L.H : Quels sont les grands projets à venir des "flyin'saucers" ?
F.I : Réinvestir le terrain avec cette nouvelle équipe dans un premier temps, trouver le financement pour le prochain album. Plus deux ou trois autres trucs dont il est trop tôt pour en parler et nous aimerions bien refaire une tournée avec Amos, mais cela ne dépend pas de nous.
L.H : je te laisse le mot de la fin pour tous nos Amis Normands.

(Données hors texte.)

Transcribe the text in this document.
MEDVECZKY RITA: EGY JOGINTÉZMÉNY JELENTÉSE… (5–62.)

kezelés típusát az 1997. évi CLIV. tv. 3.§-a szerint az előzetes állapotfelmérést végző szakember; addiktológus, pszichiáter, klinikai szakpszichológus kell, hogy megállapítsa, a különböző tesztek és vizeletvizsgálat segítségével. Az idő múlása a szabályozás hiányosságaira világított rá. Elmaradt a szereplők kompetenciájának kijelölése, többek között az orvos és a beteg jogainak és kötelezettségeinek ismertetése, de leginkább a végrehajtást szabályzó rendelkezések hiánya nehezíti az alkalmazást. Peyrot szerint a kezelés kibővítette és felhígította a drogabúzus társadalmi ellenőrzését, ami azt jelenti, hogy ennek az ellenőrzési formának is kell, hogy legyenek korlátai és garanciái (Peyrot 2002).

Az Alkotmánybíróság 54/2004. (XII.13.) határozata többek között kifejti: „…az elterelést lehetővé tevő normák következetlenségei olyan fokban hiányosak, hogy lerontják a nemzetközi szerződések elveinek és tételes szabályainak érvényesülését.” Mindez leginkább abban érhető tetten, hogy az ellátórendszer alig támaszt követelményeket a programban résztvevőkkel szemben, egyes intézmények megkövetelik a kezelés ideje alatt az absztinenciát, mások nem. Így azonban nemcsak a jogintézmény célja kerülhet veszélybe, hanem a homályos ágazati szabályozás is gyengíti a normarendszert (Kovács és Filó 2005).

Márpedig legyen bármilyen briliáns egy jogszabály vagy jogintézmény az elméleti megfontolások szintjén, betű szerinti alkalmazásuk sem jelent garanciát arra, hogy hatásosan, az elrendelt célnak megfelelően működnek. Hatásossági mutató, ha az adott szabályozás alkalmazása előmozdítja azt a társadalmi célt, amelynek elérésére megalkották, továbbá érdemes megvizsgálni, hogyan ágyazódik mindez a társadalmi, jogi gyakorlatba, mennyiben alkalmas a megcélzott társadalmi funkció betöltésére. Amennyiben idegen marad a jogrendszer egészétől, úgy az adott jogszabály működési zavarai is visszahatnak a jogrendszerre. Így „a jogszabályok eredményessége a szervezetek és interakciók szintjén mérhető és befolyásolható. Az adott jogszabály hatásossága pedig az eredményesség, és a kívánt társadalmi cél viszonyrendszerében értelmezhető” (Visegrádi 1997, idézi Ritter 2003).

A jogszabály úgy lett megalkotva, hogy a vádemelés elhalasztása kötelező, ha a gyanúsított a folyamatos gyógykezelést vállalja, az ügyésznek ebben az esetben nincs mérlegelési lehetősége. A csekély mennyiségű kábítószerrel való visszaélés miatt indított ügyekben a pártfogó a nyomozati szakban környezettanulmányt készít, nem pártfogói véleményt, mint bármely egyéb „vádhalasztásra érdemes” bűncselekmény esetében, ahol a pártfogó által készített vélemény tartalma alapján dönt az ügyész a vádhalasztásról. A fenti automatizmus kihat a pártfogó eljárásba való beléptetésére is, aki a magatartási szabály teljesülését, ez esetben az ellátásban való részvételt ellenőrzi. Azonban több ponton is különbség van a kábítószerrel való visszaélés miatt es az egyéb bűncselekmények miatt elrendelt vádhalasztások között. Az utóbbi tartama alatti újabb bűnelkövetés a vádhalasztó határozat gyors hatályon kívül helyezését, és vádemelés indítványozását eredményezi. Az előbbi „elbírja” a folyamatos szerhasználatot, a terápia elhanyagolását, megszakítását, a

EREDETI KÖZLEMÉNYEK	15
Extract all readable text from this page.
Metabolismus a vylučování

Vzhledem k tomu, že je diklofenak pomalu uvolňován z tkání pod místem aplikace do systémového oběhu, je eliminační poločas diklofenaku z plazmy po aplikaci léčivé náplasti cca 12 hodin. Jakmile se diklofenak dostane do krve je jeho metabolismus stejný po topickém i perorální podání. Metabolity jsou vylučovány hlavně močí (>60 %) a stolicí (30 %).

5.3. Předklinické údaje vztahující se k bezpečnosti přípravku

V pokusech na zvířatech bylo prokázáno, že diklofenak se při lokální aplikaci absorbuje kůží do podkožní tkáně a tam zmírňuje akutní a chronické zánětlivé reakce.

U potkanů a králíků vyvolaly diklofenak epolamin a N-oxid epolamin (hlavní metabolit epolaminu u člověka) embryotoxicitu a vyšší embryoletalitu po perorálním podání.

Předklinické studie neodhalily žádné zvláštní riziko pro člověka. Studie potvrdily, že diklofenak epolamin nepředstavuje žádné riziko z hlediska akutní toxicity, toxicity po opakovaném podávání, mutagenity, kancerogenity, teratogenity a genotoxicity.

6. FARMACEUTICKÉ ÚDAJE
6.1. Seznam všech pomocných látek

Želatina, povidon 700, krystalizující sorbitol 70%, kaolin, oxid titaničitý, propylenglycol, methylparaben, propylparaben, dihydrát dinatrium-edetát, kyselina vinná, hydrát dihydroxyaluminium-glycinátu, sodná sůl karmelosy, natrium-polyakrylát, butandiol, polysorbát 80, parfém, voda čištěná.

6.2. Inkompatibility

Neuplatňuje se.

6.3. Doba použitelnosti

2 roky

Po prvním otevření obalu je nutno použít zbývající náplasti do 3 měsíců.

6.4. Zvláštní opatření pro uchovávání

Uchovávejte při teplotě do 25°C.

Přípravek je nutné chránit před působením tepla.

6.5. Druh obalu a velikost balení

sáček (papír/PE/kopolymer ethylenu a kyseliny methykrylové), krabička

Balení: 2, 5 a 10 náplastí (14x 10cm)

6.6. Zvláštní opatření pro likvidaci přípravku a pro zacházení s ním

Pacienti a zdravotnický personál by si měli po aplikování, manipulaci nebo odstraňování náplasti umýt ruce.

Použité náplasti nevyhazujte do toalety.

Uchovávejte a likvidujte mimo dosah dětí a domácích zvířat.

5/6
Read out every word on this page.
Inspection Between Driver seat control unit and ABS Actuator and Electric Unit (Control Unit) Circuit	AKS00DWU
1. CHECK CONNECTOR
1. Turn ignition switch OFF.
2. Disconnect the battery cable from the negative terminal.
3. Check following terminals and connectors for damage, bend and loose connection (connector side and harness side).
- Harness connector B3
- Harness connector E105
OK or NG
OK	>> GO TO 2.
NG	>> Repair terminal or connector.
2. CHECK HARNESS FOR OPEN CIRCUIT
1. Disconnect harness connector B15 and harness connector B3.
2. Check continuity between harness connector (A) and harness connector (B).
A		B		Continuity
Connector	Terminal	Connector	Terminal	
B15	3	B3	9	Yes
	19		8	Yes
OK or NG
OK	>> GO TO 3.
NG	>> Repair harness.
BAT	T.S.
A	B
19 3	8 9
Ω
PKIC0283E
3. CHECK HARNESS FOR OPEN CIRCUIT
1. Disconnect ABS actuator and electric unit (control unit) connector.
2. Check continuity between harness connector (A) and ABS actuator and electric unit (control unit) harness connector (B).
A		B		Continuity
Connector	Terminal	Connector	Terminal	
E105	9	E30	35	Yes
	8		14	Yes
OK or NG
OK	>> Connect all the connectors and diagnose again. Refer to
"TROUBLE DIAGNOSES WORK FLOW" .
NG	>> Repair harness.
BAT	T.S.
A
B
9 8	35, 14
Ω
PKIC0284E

F.I : Merci à Lucky pour sa " médecine " miracle et aimerai bien que les Hoodoomen me règlent leur nuit d'hôtel... Ces mecs sont insupportables ! ! ! héhéhé
Intro : Ils nous ont épaté lors de leur prestation Parisienne en première partie de Mémo Gonzales, tant par leurs qualités musicales et humaines.Une présentation de cette sympathique formation Bordelaise s'imposait, d'autant que Fabio, le charismatique harmoniciste se réjouissait déjà de nous servir d'interlocuteur et de nous parler des "Flyin".
Conclusion : On ne se fait aucuns soucis en ce qui vous concerne, mon cher Fabio : le talent, la générosité et la "grinta" qui vous caractérisent, vous propulseront de nouveau au panthéon des formations blues hexagonales, avec l'espoir de venir un jour vous applaudir dans notre région.